ORANGE - A proposal to develop property behind the town's transfer station that has been repeatedly denied by both the Inland Wetlands and Town Plan and Zoning commission's is back before the two town panels.

At issue is Ravenswood Homes developer Dean Fiske of Cheshire who has been attempting to develop this parcel of property since 2002 when he first approached the IWC with conceptual plans.

Fiske has been proposing to construct Lakeside Village, a six-building complex with 72 units with 30 percent, or 22 units, affordable housing.

The Town Plan and Zoning Commission last week had the issue on its agenda. Fiske has sued both commissions and the town is in negotiations with Fiske to settle.

Zoning enforcement officer Paul Dinice confirmed the town was considering settling with Fiske.

"We have been in negotiations with the applicant with the possibility of a settlement," Dinice said adding that the TPZ was awaiting the inland Wetlands Decision which is expected to take place this week.

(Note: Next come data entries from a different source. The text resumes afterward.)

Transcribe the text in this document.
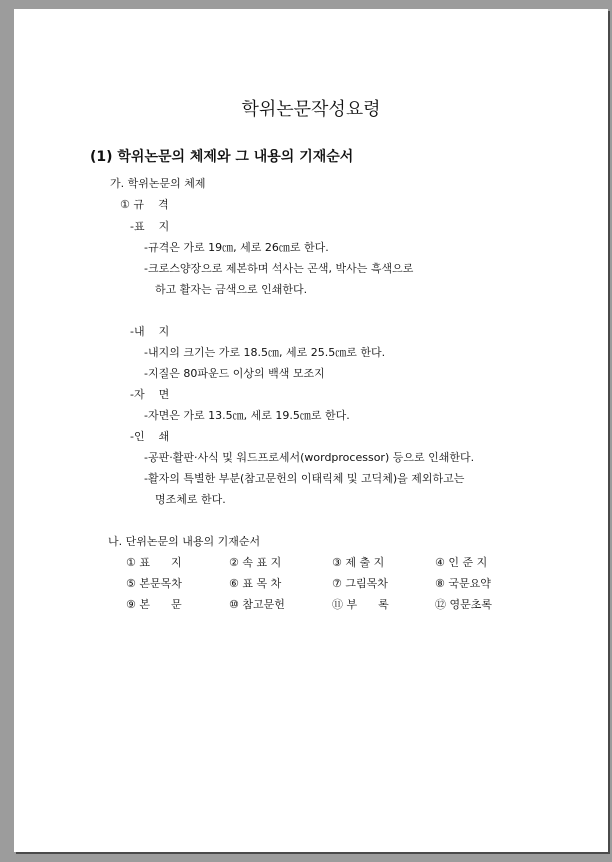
학위논문작성요령
(1) 학위논문의 체제와 그 내용의 기재순서
가. 학위논문의 체제
① 규    격
-표    지
-규격은 가로 19㎝, 세로 26㎝로 한다.
-크로스양장으로 제본하며 석사는 곤색, 박사는 흑색으로
하고 활자는 금색으로 인쇄한다.
-내    지
-내지의 크기는 가로 18.5㎝, 세로 25.5㎝로 한다.
-지질은 80파운드 이상의 백색 모조지
-자    면
-자면은 가로 13.5㎝, 세로 19.5㎝로 한다.
-인    쇄
-공판·활판·사식 및 워드프로세서(wordprocessor) 등으로 인쇄한다.
-활자의 특별한 부분(참고문헌의 이태릭체 및 고딕체)을 제외하고는
명조체로 한다.
나. 단위논문의 내용의 기재순서
① 표      지	② 속 표 지	③ 제 출 지	④ 인 준 지
⑤ 본문목차	⑥ 표 목 차	⑦ 그림목차	⑧ 국문요약
⑨ 본      문	⑩ 참고문헌	⑪ 부      록	⑫ 영문초록
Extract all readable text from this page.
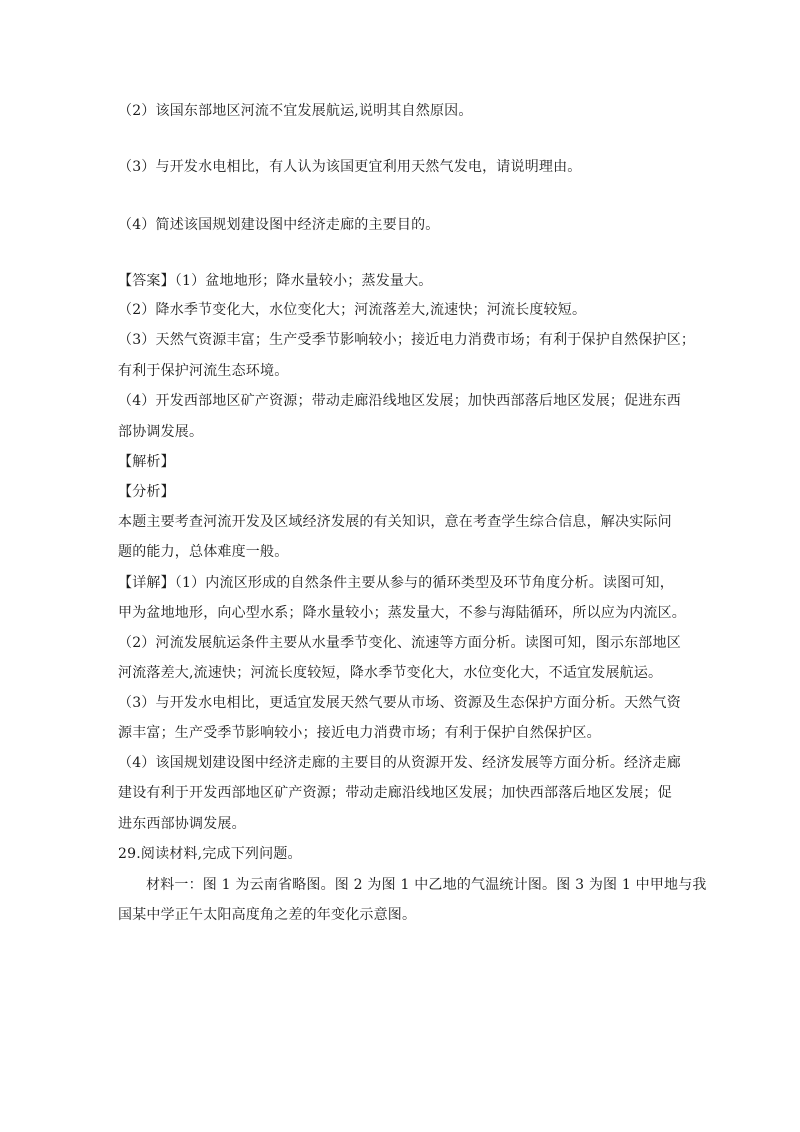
（2）该国东部地区河流不宜发展航运,说明其自然原因。
（3）与开发水电相比，有人认为该国更宜利用天然气发电，请说明理由。
（4）简述该国规划建设图中经济走廊的主要目的。
【答案】（1）盆地地形；降水量较小；蒸发量大。
（2）降水季节变化大，水位变化大；河流落差大,流速快；河流长度较短。
（3）天然气资源丰富；生产受季节影响较小；接近电力消费市场；有利于保护自然保护区；
有利于保护河流生态环境。
（4）开发西部地区矿产资源；带动走廊沿线地区发展；加快西部落后地区发展；促进东西
部协调发展。
【解析】
【分析】
本题主要考查河流开发及区域经济发展的有关知识，意在考查学生综合信息，解决实际问
题的能力，总体难度一般。
【详解】（1）内流区形成的自然条件主要从参与的循环类型及环节角度分析。读图可知，
甲为盆地地形，向心型水系；降水量较小；蒸发量大，不参与海陆循环，所以应为内流区。
（2）河流发展航运条件主要从水量季节变化、流速等方面分析。读图可知，图示东部地区
河流落差大,流速快；河流长度较短，降水季节变化大，水位变化大，不适宜发展航运。
（3）与开发水电相比，更适宜发展天然气要从市场、资源及生态保护方面分析。天然气资
源丰富；生产受季节影响较小；接近电力消费市场；有利于保护自然保护区。
（4）该国规划建设图中经济走廊的主要目的从资源开发、经济发展等方面分析。经济走廊
建设有利于开发西部地区矿产资源；带动走廊沿线地区发展；加快西部落后地区发展；促
进东西部协调发展。
29.阅读材料,完成下列问题。
材料一：图 1 为云南省略图。图 2 为图 1 中乙地的气温统计图。图 3 为图 1 中甲地与我
国某中学正午太阳高度角之差的年变化示意图。
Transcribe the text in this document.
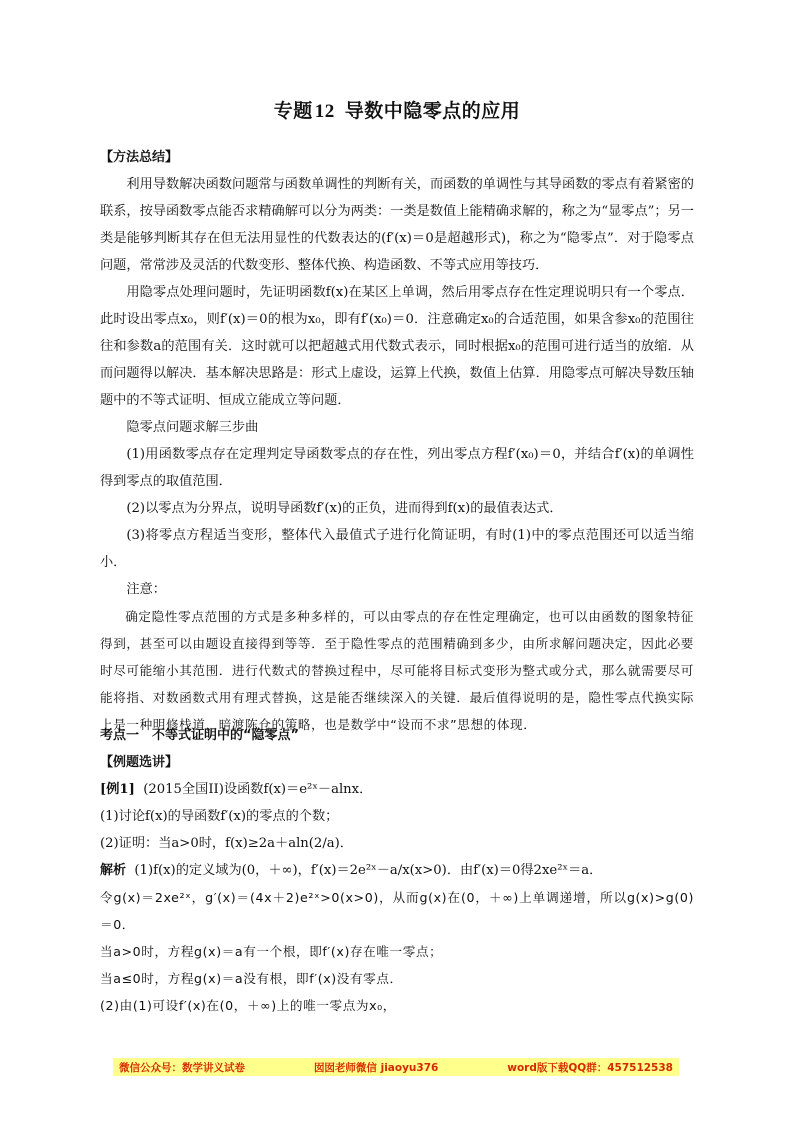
专题 12 导数中隐零点的应用

【方法总结】

利用导数解决函数问题常与函数单调性的判断有关，而函数的单调性与其导函数的零点有着紧密的联系，按导函数零点能否求精确解可以分为两类：一类是数值上能精确求解的，称之为“显零点”；另一类是能够判断其存在但无法用显性的代数表达的(f′(x)＝0是超越形式)，称之为“隐零点”．对于隐零点问题，常常涉及灵活的代数变形、整体代换、构造函数、不等式应用等技巧．

用隐零点处理问题时，先证明函数f(x)在某区上单调，然后用零点存在性定理说明只有一个零点．此时设出零点x₀，则f′(x)＝0的根为x₀，即有f′(x₀)＝0．注意确定x₀的合适范围，如果含参x₀的范围往往和参数a的范围有关．这时就可以把超越式用代数式表示，同时根据x₀的范围可进行适当的放缩．从而问题得以解决．基本解决思路是：形式上虚设，运算上代换，数值上估算．用隐零点可解决导数压轴题中的不等式证明、恒成立能成立等问题．

隐零点问题求解三步曲

(1)用函数零点存在定理判定导函数零点的存在性，列出零点方程f′(x₀)＝0，并结合f′(x)的单调性得到零点的取值范围．

(2)以零点为分界点，说明导函数f′(x)的正负，进而得到f(x)的最值表达式．

(3)将零点方程适当变形，整体代入最值式子进行化简证明，有时(1)中的零点范围还可以适当缩小．

注意：

确定隐性零点范围的方式是多种多样的，可以由零点的存在性定理确定，也可以由函数的图象特征得到，甚至可以由题设直接得到等等．至于隐性零点的范围精确到多少，由所求解问题决定，因此必要时尽可能缩小其范围．进行代数式的替换过程中，尽可能将目标式变形为整式或分式，那么就需要尽可能将指、对数函数式用有理式替换，这是能否继续深入的关键．最后值得说明的是，隐性零点代换实际上是一种明修栈道，暗渡陈仓的策略，也是数学中“设而不求”思想的体现．

考点一　不等式证明中的“隐零点”

【例题选讲】

[例1] (2015全国II)设函数f(x)＝e²ˣ－alnx．

(1)讨论f(x)的导函数f′(x)的零点的个数；

(2)证明：当a>0时，f(x)≥2a＋aln(2/a)．

解析 (1)f(x)的定义域为(0，＋∞)，f′(x)＝2e²ˣ－a/x(x>0)．由f′(x)＝0得2xe²ˣ＝a．

令g(x)＝2xe²ˣ，g′(x)＝(4x＋2)e²ˣ>0(x>0)，从而g(x)在(0，＋∞)上单调递增，所以g(x)>g(0)＝0．

当a>0时，方程g(x)＝a有一个根，即f′(x)存在唯一零点；

当a≤0时，方程g(x)＝a没有根，即f′(x)没有零点．

(2)由(1)可设f′(x)在(0，＋∞)上的唯一零点为x₀，

微信公众号：数学讲义试卷	囡囡老师微信 jiaoyu376	word版下载QQ群：457512538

The IWC voted unanimously to accept revised plans Tuesday which include a reduction in units to 63, a retaining wall, improved drainage and an realignment of the access way to the bridge.

The plans have been denied for various reasons including public safety concerns including the knowledge that in the 1940s and `50s gravel was excavated and garbage was buried at the site.

In the Oct. 11, 2006 issue of the Bulletin DEP Director of Waste Engineering and Enforcement Division Robert Isner was asked about development on closed landfills he said the DEP would need to be involved.

"If there is any activity on top of or disruption of the landfill, for even a utility line, additional DEP approval would need to be given," he said.

Isner said that typical post landfill uses would include parking lots and passive recreation areas. But buildings, one story or many stories, are not normally allowed.

"We typically don't allow footings and such to be in direct contact with landfills," Isner said.

Isner explained there is concern for release of methane gases.

The application was also denied due to traffic issues.

The Orange Police Department conducted a traffic study at South Orange Center Road, the proposed entrance and exit to the development.

Police Chief Robert Gagne told the TPZ that there was significant queuing of vehicles.

The report and accompanying photos showed that at random times traffic was backed up past the rear driveway to Jacob Marley's (now Ocean Grille) restaurant as well as numerous vehicles exiting the Home Depot rear parking lot.

Town Engineer and Public Works Director Ed Lieberman also expressed concern for the project.

He spoke of flooding issues specifically a 5-year rainstorm in 1996 that caused extensive flooding over most of the area.

"The proposed site plans call for extensive filling over most of the area where the water was in April 1996. A repeat of the conditions that existed in April 1996 after this land is filled in will force all the water onto other properties. This should not be permitted," Lieberman wrote

The issue will be discussed at the Jan. 15 Town Plan and Zoning Commission meeting. No public hearing is planned on the issue.